In "What I'm Reading" news, as a result of the Fandom Wank-ed kerfluffle about femslash, in which people kept mentioning Libba Bray's A Great and Terrible Beauty, I got it from the library. It's not *quite* Harry Potter's older, darker, sexier, Victorian cousin....but it's somewhere in the family tree. I really like it.
It's not *quite* Harry Potter's older, darker, sexier, Victorian cousin....but it's somewhere in the family tree.
Soooo, what you're saying is I really should get around to reading it?
Libba Bray's A Great and Terribly Beauty
Ooooh ooooh! I know the author, and she's one of the smartest, funniest, snarkiest people ever. I loved A Great and Terrible Beauty (although I am, of course, biased).
Just started Rebel Angels, the sequel, and am loving it so far, too.
It's not *quite* Harry Potter's older, darker, sexier, Victorian cousin....but it's somewhere in the family tree.

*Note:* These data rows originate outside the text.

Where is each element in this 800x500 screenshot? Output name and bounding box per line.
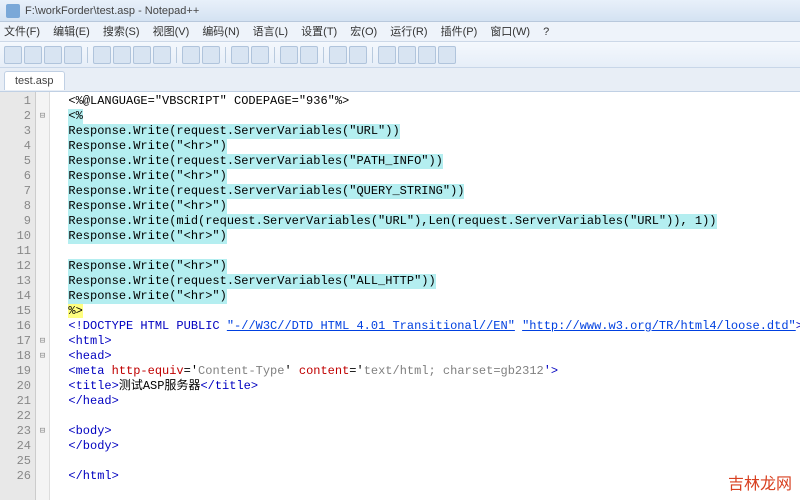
tab-bar: test.asp [0, 68, 800, 92]
watermark-text: 吉林龙网 [728, 470, 792, 494]
separator [323, 47, 324, 63]
menu-file[interactable]: 文件(F) [4, 26, 40, 38]
zoom-out-icon[interactable] [300, 46, 318, 64]
stop-icon[interactable] [418, 46, 436, 64]
menu-search[interactable]: 搜索(S) [103, 26, 140, 38]
line-numbers: 1234567891011121314151617181920212223242… [0, 92, 36, 500]
open-icon[interactable] [24, 46, 42, 64]
tab-label: test.asp [15, 75, 54, 87]
toolbar [0, 42, 800, 68]
menu-run[interactable]: 运行(R) [390, 26, 427, 38]
menu-encoding[interactable]: 编码(N) [202, 26, 239, 38]
fold-column[interactable]: ⊟⊟⊟⊟ [36, 92, 50, 500]
find-icon[interactable] [231, 46, 249, 64]
record-icon[interactable] [378, 46, 396, 64]
separator [225, 47, 226, 63]
redo-icon[interactable] [202, 46, 220, 64]
menu-settings[interactable]: 设置(T) [301, 26, 337, 38]
menu-macro[interactable]: 宏(O) [350, 26, 377, 38]
code-area[interactable]: <%@LANGUAGE="VBSCRIPT" CODEPAGE="936"%> … [50, 92, 800, 500]
separator [372, 47, 373, 63]
replace-icon[interactable] [251, 46, 269, 64]
menu-help[interactable]: ? [543, 26, 549, 38]
show-all-icon[interactable] [349, 46, 367, 64]
save-all-icon[interactable] [64, 46, 82, 64]
menu-window[interactable]: 窗口(W) [490, 26, 530, 38]
zoom-in-icon[interactable] [280, 46, 298, 64]
separator [176, 47, 177, 63]
menu-language[interactable]: 语言(L) [253, 26, 288, 38]
new-icon[interactable] [4, 46, 22, 64]
code-editor[interactable]: 1234567891011121314151617181920212223242… [0, 92, 800, 500]
menu-bar: 文件(F) 编辑(E) 搜索(S) 视图(V) 编码(N) 语言(L) 设置(T… [0, 22, 800, 42]
undo-icon[interactable] [182, 46, 200, 64]
fast-icon[interactable] [438, 46, 456, 64]
play-icon[interactable] [398, 46, 416, 64]
separator [87, 47, 88, 63]
print-icon[interactable] [93, 46, 111, 64]
separator [274, 47, 275, 63]
cut-icon[interactable] [113, 46, 131, 64]
save-icon[interactable] [44, 46, 62, 64]
wrap-icon[interactable] [329, 46, 347, 64]
copy-icon[interactable] [133, 46, 151, 64]
menu-view[interactable]: 视图(V) [153, 26, 190, 38]
paste-icon[interactable] [153, 46, 171, 64]
menu-plugins[interactable]: 插件(P) [441, 26, 478, 38]
menu-edit[interactable]: 编辑(E) [53, 26, 90, 38]
window-titlebar: F:\workForder\test.asp - Notepad++ [0, 0, 800, 22]
tab-file[interactable]: test.asp [4, 71, 65, 90]
window-title: F:\workForder\test.asp - Notepad++ [25, 0, 199, 22]
app-icon [6, 4, 20, 18]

Soooo, what you're saying is I really should get around to reading it?
Yes, indeed. The beginning is a little *off,* in terms of it being historical fiction, b/c the protagonist's voice is a little too modern, but then the book really hits its stride and slips into fine Victorian voice.
I'm about halfway finished, and I just requested the sequel from the library, b/c I know I'll have it finished in the next day or so.
if you think of "transitions" as "changes" it makes a bit more sense.
Ah. Like movement? Okay, yeah, that does make sense. Thanks, Strega.
Libba Bray's A Great and Terribly Beauty
Is Yeats the most referenced poet ever? Or do I just know more Yeats than other poets?
Is Yeats the most referenced poet ever?
Shakespeare, surely. Although I have seen about five books in the last ten years that steal from Morrissey for their titles.
Hey all. I just finished Mary Doria Russell's latest, entitled A Thread of Grace. I probably could have guessed that it would be subpar from that subpar title, but about thirty pages in I realized I was basically reading War and Remembrance in Liguria. So I read it all the way through, but got about as much value out of it as I did out of War and Remembrance -- cast of thousands, treacly dedications, killings-off according to the need for bloodbath, editorial ponderings of how evil Hitler was, symbolic blah-blah.
(I mean, duh, in a novel published sixty years later, do we really need to state that Hitler sucked? Can you tell I never watch those OMG what happened to Hitler's fingernail clippings?!? shows on the History Channel?)
And unlike Herman Wouk (or Leon Uris, who is better), Russell can't or won't write a proper action scene, which is rather the disadvantage, in a novel about World War II. Could potentially have been a better novel, if it had been more focussed; but mostly, it was just lame.
Wow, that's so totally not what I got out of that novel, Nutty.